Корховой показал ему аккредитационный бэджик и просительно проговорил:
– Не подскажете, в каком номере поселился Журанков Константин Михайлович? Мы договорились об интервью, но, когда из автобуса выходили, потерялись как-то…
– Поздновато для интервью, товарищ, – проговорил портье.
Корховой улыбнулся.
– Любви все возрасты покорны, а работе – все часы суток, – примирительно сказал он.
Портье повел глазами по своим кондуитам, прячущимся под стойкой. Корховому казалось, он никогда не ответит. Но портье все же ответил. Корховой благодарно ему кивнул и пошел наверх.
Теперь он, не дыша, некоторое время стоял у двери Журанкова. Ему было уже все равно, увидят его или нет. Сквозь хлипкую, как папиросная бумага, советскую дверь отчетливо слышно было, как негромко, мягко толкует о чем-то Журанков и время от времени коротко, удивительным своим голосом, от которого у Корхового все холодело внутри, отвечает ему Наташка. Конкретной трухи слов не разобрать, конечно; жили только сами голоса – вились один вокруг другого, вступали в отношения. Беседуют. Нет, вроде просто беседуют. Зацепились.
Корховой снова рванул вниз. Безбоязненно прошел мимо снова задремавшего портье, вышел из гостиницы. Ночь была теплой и сухой, и уже совсем тихой, беспросветно и предрассветно тихой – юг, Азия. Буранный полустанок… Не составило труда просчитать, где окно номера Журанкова.
Свет горел.
Это было почти единственное освещенное окно в гостинице.
Корховой закурил. Медленный дым, мерцая, пошел в черный зенит, к слепящим азиатским звездам.
Ей-то бы я прямо сейчас сказал про предложение Алдошина. Чтобы услышала от меня, а не от кого-то чужого.
Но ей не до меня.
Насколько далеко она может пойти, чтобы выкачать из этого загадочного Журанкова все, что ей надо?
А, собственно, что ей от него надо?
Господи, какая чушь лезет в голову. Чушь и гадость, стыдуха, срамотища…

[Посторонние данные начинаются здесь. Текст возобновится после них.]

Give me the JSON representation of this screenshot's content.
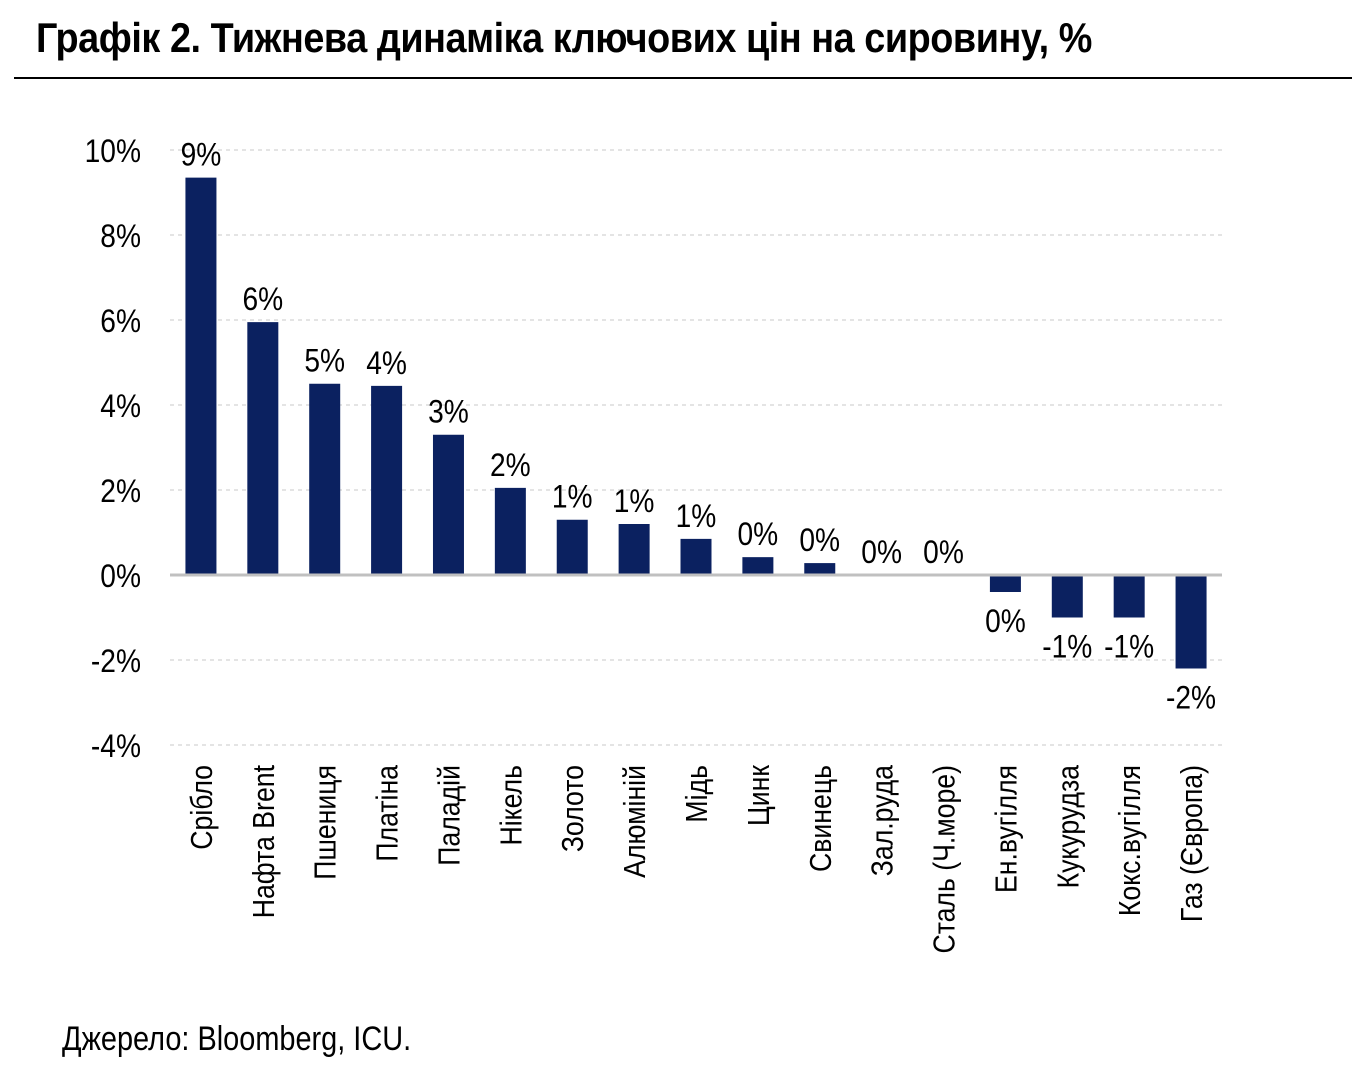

Почему я никогда не слышал даже эту фамилию? Журанков…
А она вот слышала.
"Кто это там такой красивый…"
Черт ее знает – влюбится еще… Сердце красавицы склонно к измене. И вообще. Это у кого душа очень устала или, наоборот, не проснулась, от тех – да, от тех можно ожидать супружеской и всякой подобной верности. А у кого творческий потенциал бушует… Где потенциал – там и чувства пляшут, как море в шторм, непредсказуемо. Туда, сюда. Щупают мир. Потому что понять и осмыслить можно только то, чем очарован. За что переживаешь, как за себя; порой даже больше, чем за себя. А чувствам вслед – иногда ахнуть не успеваешь, что я, не знаю, что ли – и мясо подтягивается. Поди-ка попробуй рявкнуть на него, совестью или там юриспруденцией поставить мясу предел – тут и чувства протухать начнут, из всего своего клокочущего разнообразия оставляя тебе лишь скуку и серую тюремную тесноту; и все бы ничего, но от этого творческая твоя способность куда-то загадочно испаряется, и однажды встаешь утром такой честный-честный, и совесть такая чистая-чистая, и обнаруживаешь, что не можешь выжать ни строки, и в голове – ни единой новой мысли… И ничего не хочется. Луна – и сортир.